Real Madrid’s defeat at Sanchez Pizjuan suggests the Liga contest will not be as straightforward as some suggest.

And on the eighth day, Real Madrid lost. La Liga, on the other hand, won. After five wins out of five in the league, and two out of two in the Champions League, the only major team in Europe with a 100 per cent record finally fell. Madrid had enjoyed the best Primera Division start in their history, scoring 16 and conceding just three, while in Europe they had scored eight times in two games. But it had to end somewhere. And that somewhere was the Sanchez Pizjuan, Seville.

On a warm Sunday night, to a backdrop of the Marseillaise and the Arrebato – surely the best club anthem in Spanish football – it finished 2-1 to Sevilla with goals from Jesus Navas and Renato. But that hardly told the story of an extraordinary game. It certainly didn’t do justice to a superb performance from Manolo Jimenez’s team: a breathless display of pace, hunger and intensity, reminiscent of Juande Ramos’ relentless side that so nearly won the league in 2007 as they powered to the Spanish Cup and a second successive UEFA Cup.

With the stadium clock long having stopped at 90 minutes, Sergio Ramos was played in. The Madrid full-back – who left Sevilla for the Spanish capital when president Florentino Perez paid his £24million buyout clause (plus tax) at the start of the 2005-06 season – had been whistled, booed and abused throughout the game. It was the perfect opportunity for him to take revenge; instead it became the perfect, dramatic finale for Sevilla’s fans. Hearts in mouths, they had watched, relieved as the man they loved to hate blew it with the last kick of the match.

Off the pitch, the ball, which had come back off the side netting, was still moving when the referee Iturralde Gonzalez blew the final whistle. A huge roar went up; Madrid’s players hit the deck, exhausted. Sevilla had secured a brilliant victory. This was more than just a match. The team whose entire starting XI cost less than half of Cristiano Ronaldo alone had beaten the new galacticos.

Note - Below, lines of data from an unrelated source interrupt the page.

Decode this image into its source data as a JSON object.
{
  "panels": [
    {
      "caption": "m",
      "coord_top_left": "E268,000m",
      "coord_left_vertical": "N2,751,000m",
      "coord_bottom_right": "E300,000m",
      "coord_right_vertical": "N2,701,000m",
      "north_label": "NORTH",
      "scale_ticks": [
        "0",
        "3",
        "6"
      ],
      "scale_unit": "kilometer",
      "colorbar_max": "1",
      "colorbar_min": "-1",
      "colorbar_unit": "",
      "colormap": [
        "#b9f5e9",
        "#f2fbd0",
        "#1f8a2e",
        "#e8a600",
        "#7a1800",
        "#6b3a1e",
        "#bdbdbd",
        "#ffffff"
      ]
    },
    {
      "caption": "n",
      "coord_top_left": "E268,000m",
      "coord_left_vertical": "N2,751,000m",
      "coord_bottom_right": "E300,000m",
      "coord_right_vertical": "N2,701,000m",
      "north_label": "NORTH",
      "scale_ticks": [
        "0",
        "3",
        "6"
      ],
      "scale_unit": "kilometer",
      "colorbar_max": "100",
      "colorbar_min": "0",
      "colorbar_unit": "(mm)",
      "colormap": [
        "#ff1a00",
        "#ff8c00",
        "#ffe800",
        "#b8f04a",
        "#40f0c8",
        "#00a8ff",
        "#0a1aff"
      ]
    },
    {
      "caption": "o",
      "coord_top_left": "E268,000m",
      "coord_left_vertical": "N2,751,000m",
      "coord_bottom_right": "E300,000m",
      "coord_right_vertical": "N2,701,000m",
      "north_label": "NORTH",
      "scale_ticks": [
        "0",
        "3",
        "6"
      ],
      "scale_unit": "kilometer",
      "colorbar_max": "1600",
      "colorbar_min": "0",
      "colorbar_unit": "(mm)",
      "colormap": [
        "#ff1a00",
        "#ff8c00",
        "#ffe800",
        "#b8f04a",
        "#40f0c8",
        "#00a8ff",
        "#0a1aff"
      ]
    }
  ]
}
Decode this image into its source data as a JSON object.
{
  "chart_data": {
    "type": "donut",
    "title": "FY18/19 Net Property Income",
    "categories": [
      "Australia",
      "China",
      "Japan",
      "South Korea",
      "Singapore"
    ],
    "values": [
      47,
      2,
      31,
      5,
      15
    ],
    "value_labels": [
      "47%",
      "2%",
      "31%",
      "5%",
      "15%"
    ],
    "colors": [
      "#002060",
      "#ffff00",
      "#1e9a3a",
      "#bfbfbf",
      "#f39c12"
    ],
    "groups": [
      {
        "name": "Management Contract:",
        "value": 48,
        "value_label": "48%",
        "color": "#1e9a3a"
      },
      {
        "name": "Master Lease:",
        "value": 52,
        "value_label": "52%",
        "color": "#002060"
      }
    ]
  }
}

They had deserved it too. A Ramos equaliser would have been cruel. When Pepe equalised early in the second half, there was a sneaking suspicion that Madrid would go on to win. In the end, they didn’t. In the end, there was justice. Sevilla had taken 11 shots to Madrid’s two. After the match, Madrid coach Manuel Pellegrini admitted it had been a fair result. Freddie Kanoute insisted his side should have scored a few more. He was right. Their wastefulness as they launched fast break after fast break in the final 20 minutes stopped them adding to the score.

So too did Iker Casillas. One particular save, from Diego Perotti, who was only two yards out, had the 45,000 in the stadium and the millions watching at home shaking their heads in disbelief. Perotti could not believe it either. An orange blur had somehow flown across the goal line to block the ball, with sports daily Marca calculating Casillas had reached it in 0.16 seconds, covering almost the entire width of the goal. It was an astonishing feat of speed and agility.

“I don’t believe it! That was incredible,” screamed Onda Madrid’s commentator from high in the Sanchez Pizjuan. “Casillas is Superman!” The following day, the Madrid media likened it to Gordon Banks’ famous save from Pele at the 1970 World Cup. Madrid’s own television channel showed it on a loop. It certainly beat focusing on everything else that happened at the Sanchez Pizjuan. This was not Madrid’s best night. “As bad as it gets,” was the damning judgement of one newspaper.

Madrid simply couldn’t handle Sevilla’s speed and intensity. In particular they couldn’t handle the two wingers as the home side crashed forward like an avalanche – Perotti on the left and Jesus Navas on the right. Kaka famously wears a T-shirt declaring: “I belong to Jesus.” Well, he should lend it to his countryman Marcelo because, to use the vernacular, Jesus owned him. Poor Marcelo simply could not handle the 23-year-old Spaniard who spent the night dashing away from him and leapt over him to head the first goal. Navas, by the way, is barely 5ft 7in.